I differ with you on another level, too. In the NAPS model, capable young people quickly find the confidence to compete intellectually in the real world by being students in the classrooms of public research universities. That is significantly different than the boarding school model in which high school students remain exclusively with other high school students throughout their high school years. NAPS creates a small high school identity that does foster same-age peer groups, but it also opens the door to a confidence building experience that would not be duplicated in a boarding school setting in my opinion.

My oldest daughter took an intensive 2nd Year Japanese language course at the University of Oregon during the summer that she turned 12. She had skipped sixth grade, and the university language course occurred during the summer after her seventh grade year. The language course taught the usual year-long three-term "2nd Year Japanese" sequence during the one summer term, so the class met for four-and-one-half hours everyday Monday through Friday for nine weeks. Classes started at 8:00 AM and went to 2:00 PM with a lunch break. For the first few days, my wife and/or I met our daughter for lunch, but after that she was on her own. We discovered later that our daughter sometimes walked downtown during her lunch break (at least ten blocks away one-way), and that sometimes she went to the university student center's video arcade room. In any case, we did not interfere with her choices. She received "A" grades throughout the summer and earned 15 university credits, and she also became very self-confident and mature in her judgments and in her ability to interact socially with others. I doubt the same outcome would have resulted in a boarding school environment in which all of her classmates would have been her same age.
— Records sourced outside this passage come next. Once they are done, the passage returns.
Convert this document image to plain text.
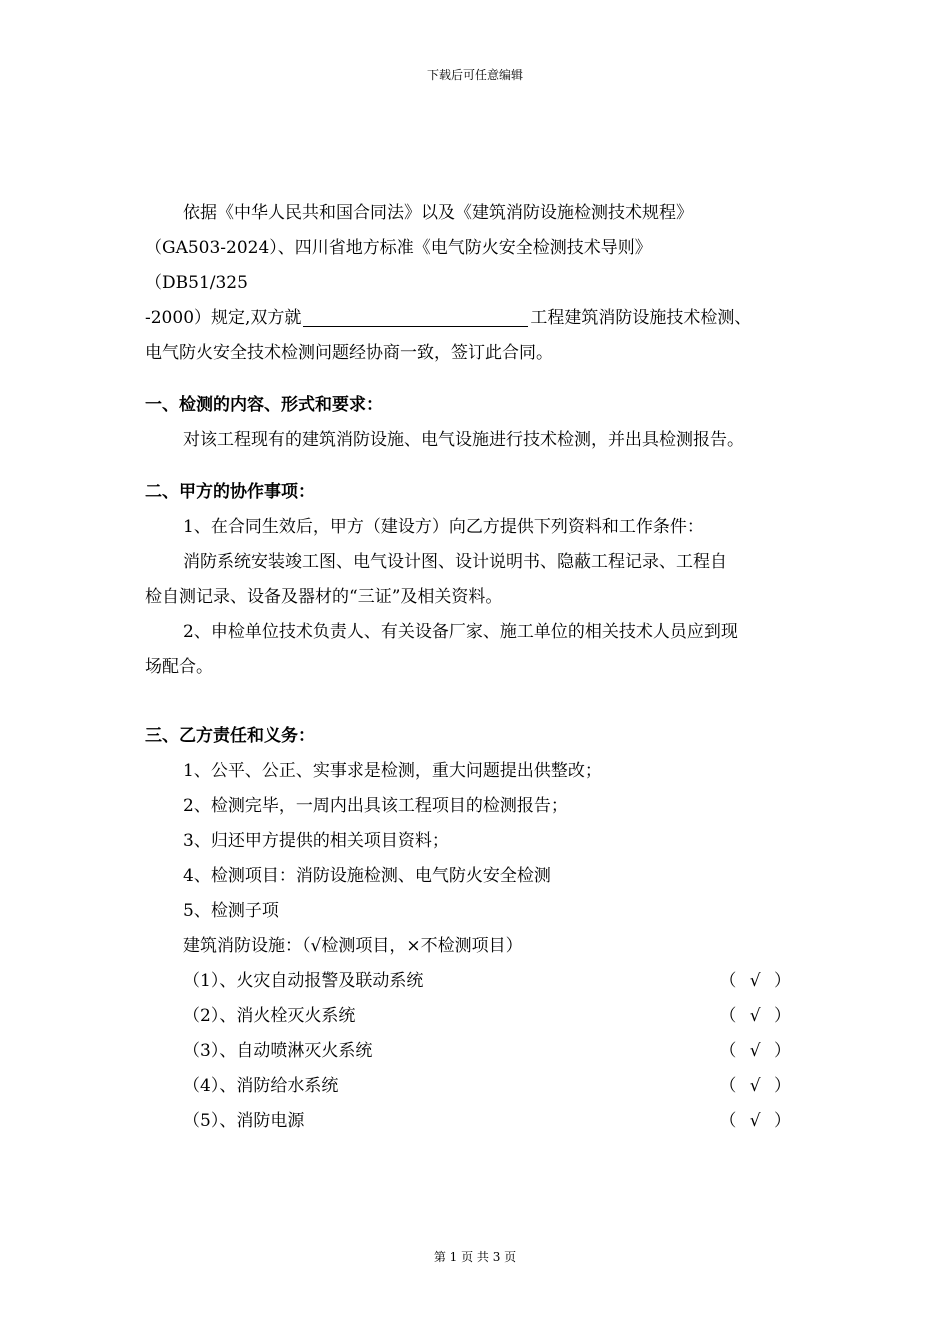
下载后可任意编辑
依据《中华人民共和国合同法》以及《建筑消防设施检测技术规程》
（GA503-2024）、四川省地方标准《电气防火安全检测技术导则》
（DB51/325
-2000）规定,双方就	工程建筑消防设施技术检测、
电气防火安全技术检测问题经协商一致，签订此合同。
一、检测的内容、形式和要求：
对该工程现有的建筑消防设施、电气设施进行技术检测，并出具检测报告。
二、甲方的协作事项：
1、在合同生效后，甲方（建设方）向乙方提供下列资料和工作条件：
消防系统安装竣工图、电气设计图、设计说明书、隐蔽工程记录、工程自
检自测记录、设备及器材的“三证”及相关资料。
2、申检单位技术负责人、有关设备厂家、施工单位的相关技术人员应到现
场配合。
三、乙方责任和义务：
1、公平、公正、实事求是检测，重大问题提出供整改；
2、检测完毕，一周内出具该工程项目的检测报告；
3、归还甲方提供的相关项目资料；
4、检测项目：消防设施检测、电气防火安全检测
5、检测子项
建筑消防设施：（√检测项目，×不检测项目）
（1）、火灾自动报警及联动系统	（ √ ）
（2）、消火栓灭火系统	（ √ ）
（3）、自动喷淋灭火系统	（ √ ）
（4）、消防给水系统	（ √ ）
（5）、消防电源	（ √ ）
第 1 页 共 3 页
My youngest daughter had a similar experience when she took two terms of 4th Year Japanese at the University of Oregon when she was a high school freshman.

NAPS would certainly serve the needs of more young people than the Oklahoma boarding school you describe. True, NAPS does not offer a dormitory option, but that does not bother me. I propose 150 NAPS sites as a starting point, but it could grow from there if it is wildly successful. In the end, every public research university in the U.S. could host a NAPS site. Why not?